Durch den späten Start war ich dann natürlich voll in “dirty Air” und habe mich erstmal ein bisschen freisegeln müssen Richtung Autobahn. So richtig vorwärts ging nichts, die Rolands haben mich mit Gennaker überholt und waren auf und davon. Super Leistung von den beiden heute! Mit meinem Streckenplan haben sie auch alle Tonnen gefunden diesmal… Von Mike konnte ich mich so langsam absetzen, Basti war mal wieder über alle Berge und Ralf passte auf das niemand die Bojen zu früh wegräumt. Also alles wie immer eigentlich.

Oben nach Tonne 2 vor Seebruck konnte ich auf einen schönen Raumschotkurs abfallen und das erste mal das Potential meines neuen Bootes erahnen. Es lief super gut und ich habe bis zu Tonne 3 und 4 eine richtig schöne Lücke reingefahren. Auch an die Rolands, Yardsticktechnisch meine direkten Konkurrenten, kamen ich wieder näher ran.

Von Tonne 4 an hat der Wind dann schon deutlich nachgelassen. So habe ich mich entschieden, den direkten Kurs zwischen die Inseln zu nehmen. Mein Kat läuft zwar eine wirklich schöne Höhe am Wind, aber den Vorteil der Geschwindigkeit Raumschots kann man so natürlich nicht nutzen. Also kam das Feld mit den ganzen Dickschiffen wieder von hinten auf, und mein Vorsprung wurde immer kleiner. Am Schlimmsten war es dann an der letzten Boje. Der Wind war weg, und das letzte bisschen kam aus der falschen Richtung, nichts ging mehr bei mir.

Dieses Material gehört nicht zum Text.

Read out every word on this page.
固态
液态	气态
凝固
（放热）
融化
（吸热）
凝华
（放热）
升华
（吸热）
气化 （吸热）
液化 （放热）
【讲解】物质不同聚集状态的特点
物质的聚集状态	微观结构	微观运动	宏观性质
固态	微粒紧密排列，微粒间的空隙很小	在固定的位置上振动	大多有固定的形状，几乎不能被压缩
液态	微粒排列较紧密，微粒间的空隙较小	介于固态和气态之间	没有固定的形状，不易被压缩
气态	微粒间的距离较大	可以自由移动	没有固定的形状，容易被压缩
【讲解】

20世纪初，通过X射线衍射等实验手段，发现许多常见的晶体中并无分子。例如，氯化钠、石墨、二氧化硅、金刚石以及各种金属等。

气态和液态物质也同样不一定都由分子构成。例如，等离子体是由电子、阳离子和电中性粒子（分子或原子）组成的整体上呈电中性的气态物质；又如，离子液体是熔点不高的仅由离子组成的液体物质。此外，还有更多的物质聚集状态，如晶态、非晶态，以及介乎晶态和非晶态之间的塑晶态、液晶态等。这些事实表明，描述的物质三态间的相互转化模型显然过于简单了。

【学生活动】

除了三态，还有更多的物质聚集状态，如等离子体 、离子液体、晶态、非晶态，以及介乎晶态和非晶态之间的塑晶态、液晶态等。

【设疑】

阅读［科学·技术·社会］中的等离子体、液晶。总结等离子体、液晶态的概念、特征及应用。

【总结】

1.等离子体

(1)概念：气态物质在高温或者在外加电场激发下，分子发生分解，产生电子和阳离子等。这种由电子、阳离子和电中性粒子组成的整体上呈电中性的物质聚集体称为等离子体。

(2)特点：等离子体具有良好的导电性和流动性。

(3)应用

Das Ziel war zum Greifen nah, ich bin in 2 ½ Stunden eine komplette Acht um den ganzen Chiemsee gesegelt, und liege jetzt frierend im Regen 50 m vor der Ziellinie fest. In diesem Moment, ich sage es euch ganz ehrlich, habe ich meinen Sport gehasst. Wie auch immer, irgendwie bin ich dann nach einer gefühlten Ewigkeit über die Zielline getrieben und habe mich mit offenen Segeln Richtung Herreninsel treiben lassen. Dort hab ich meinen Frust erst mal mit einem warmen Red Bull ertränkt. Eine einsame Ente hat mich besucht und mir etwas Gesellschaft geleistet. Ich habe meinen Rest Studentenfutter mit ihr geteilt und ihr meine Ganze Wut von der Seele erzählt. Danach ging es mir deutlich besser. Ausserdem hat Mike den undankbaren letzten Platz in unserer Gruppe gemacht, und mir so ermöglicht, alle meine Ziele zu erreichen. Danke Mike! Du hast was gut bei mir!

Abends hat sich dann unser kleiner verschworener Haufen zur Siegerehrung begeben. Bei den Urfahrnern gefällt es mir immer sehr gut, die Stimmung dort ist toll und die Leute nett und unkompliziert.